Marriott International

Senior Manager, UX
February 2015 - June 2020

Loyalty Program

I led the digital experience for, Marriott Bonvoy, the world’s largest hotel loyalty program with over 200 million members. My primary responsibilities revolved around member-related features such as status tracking, reward tracking, reservations, targeted promotions, and account management.

The Marriott-Starwood merger

In 2016, Marriott International acquired Starwood Hotels & Resorts along with their loyalty program and its members. Over the course of three years, the merging of the programs was rolled out to members. During that time, I led the user experience in combining the member accounts. In 2019, Marriott Bonvoy, was finally announced.

Some of the initiatives included brand pull through, account linking, account merging, loyalty status, points conversion, rewards merging, reward redemption, and user education.

CASE STUDY

Project management

Agile & Waterfall to the test

For legal reasons, the first stage of the Marriott-Starwood digital rollout needed to be completed by a hard date or else the company would face enormous fines.

Marriott teams were all using Agile at the time, but teams that were part of this undertaking eventually switched to Waterfall because development wasn’t moving fast enough. Efficiency was key to success and was achieved with thoroughly vetted upfront requirements and a swimlane workflow.

Team dynamics

Even the best documentation and best design lose value due to stress. During the tense times of the Marriott-Starwood merger, I tried to not add to the stress by being highly strategic about in when and what features I could potentially be successful in standing up for the user while maintaining positive work relationships. I was highly sensitive to

One potential shortcoming of Waterfall is a factory feel and a sense lack of ownership. Team morale came in celebrating wins on how fast Post-it Notes were moving over lines on a whiteboard.

Switching from Agile to Waterfall mid-project
For the Marriott-Starwood merging, teams switched from Agile to Waterfall and all departments gathered in a hotel ballroom to collaborate more efficiently.

CASE STUDY

Design strategy

A $500,000 problem

Both Marriott Rewards and SPG granted free nights but the terminology and the flow in redeeming the reward was different. In one of the months, member confusion was identified as signification portion of a $500,000 problem.

Holistic solution

There was a major scramble across the company, and for the developers of the Loyalty team, the task was sized as a small. For the UX team, we had meetings with the reservations, marketing, operations team, and customer service teams. A holistic and strategic solution was needed. Ultimately, it came down to program branding, user education, modifications to the flow, and digital rollout solutions.

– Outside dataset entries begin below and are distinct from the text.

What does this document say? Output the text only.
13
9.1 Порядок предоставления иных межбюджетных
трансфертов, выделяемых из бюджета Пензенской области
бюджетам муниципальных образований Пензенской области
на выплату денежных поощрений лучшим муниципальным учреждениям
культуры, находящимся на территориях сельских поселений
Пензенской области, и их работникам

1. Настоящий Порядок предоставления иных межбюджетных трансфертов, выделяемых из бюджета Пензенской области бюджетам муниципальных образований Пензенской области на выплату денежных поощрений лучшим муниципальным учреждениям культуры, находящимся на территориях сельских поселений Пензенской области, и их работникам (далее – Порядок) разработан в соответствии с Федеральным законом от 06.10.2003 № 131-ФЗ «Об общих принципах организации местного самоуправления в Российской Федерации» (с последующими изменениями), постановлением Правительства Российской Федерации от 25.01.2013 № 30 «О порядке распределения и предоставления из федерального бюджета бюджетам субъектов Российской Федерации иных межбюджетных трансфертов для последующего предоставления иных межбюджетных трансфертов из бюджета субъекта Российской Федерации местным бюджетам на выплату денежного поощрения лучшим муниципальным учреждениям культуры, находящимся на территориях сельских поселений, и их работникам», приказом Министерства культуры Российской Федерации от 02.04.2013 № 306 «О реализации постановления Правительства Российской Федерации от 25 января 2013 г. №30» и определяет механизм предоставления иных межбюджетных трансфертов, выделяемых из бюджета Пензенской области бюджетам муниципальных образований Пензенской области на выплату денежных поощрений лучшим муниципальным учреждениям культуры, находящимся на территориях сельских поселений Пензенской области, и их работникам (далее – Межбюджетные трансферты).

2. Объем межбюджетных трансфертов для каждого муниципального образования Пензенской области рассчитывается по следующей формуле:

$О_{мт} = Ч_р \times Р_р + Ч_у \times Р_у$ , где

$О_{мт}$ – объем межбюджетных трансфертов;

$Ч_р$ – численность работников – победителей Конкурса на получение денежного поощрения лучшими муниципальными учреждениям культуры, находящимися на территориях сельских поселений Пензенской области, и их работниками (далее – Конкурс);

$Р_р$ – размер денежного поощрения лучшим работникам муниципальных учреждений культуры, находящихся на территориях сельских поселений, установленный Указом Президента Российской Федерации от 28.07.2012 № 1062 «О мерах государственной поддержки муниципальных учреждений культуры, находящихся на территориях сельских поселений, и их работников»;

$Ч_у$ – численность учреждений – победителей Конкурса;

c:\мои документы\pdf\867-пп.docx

Over time, customer care calls went down and with it, the need for additional changes.

UI versus UX
The UI associated with the solution was largely this one screen, but the holistic solution required a product strategy requiring collaboration across the company

CASE STUDY

Solution vetting

The “Report a Missing Stay” feature

Three simple change requests came from the customer service team about a service where members can file a claim about points not being awarded for a stay. Curious, I reached out to the team asking the problems the changes were meant to solve.

Fragmented solutions

I could have easily designed the minor change requests and move on. But I decided to dig deeper and contacted the customer support team and discovered the issue was costing the company over $600,000 annually. Also, it could take up to 2 weeks with multiple back-and-forths to mark reports as resolved and sometimes not in favor of the customer.

The highest-spending travelers worldwide are the ones who use this feature most. I wanted to make them happy and have a business case on how we could.

Targeted solutions

There were late-night calls with the team in India but we were able to identify over 30 actionable solutions. In the end, we saved the company $85,000 annually, and in some cases, reduced the wait time from two weeks to zero seconds.

From three change requests to thirty
The customer care team asked for three change requests, but after further analysis, I found a total of 30 changes.

CASE STUDY

Opportunity recognition

Marriott Bonvoy Promotions

Promotions are targeted and personalized marketing campaigns designed to incentivize desired customer behavior. One promotion can generate over $50 million in revenue.

Approval to explore

When the promotion team made a simple visual ask, I noticed an opportunity for a streamlined user flow which I thought might be feasible from a technical and legal perspective that would still satisfy business requirements. I spoke with the product owner and together we explored the idea.

Feature design

Whenever the member wanted to sign up for a promotion, they went through a four step process which always required the user to enter their password because on the Marriott site, the “Remember Me” feature doesn’t save the user’s password. The streamlined registration flow was a single click from an email without the need for authentication.

Feature authorization & results

I proposed changes to the promotions team and got budget approval. As a result of the enhancements, registrations increased by up to 30%.

Managing complexity to achieve simplicity
Streamlining the promotion registration flow required the collaboration between the promotions team, developers, and the legal team.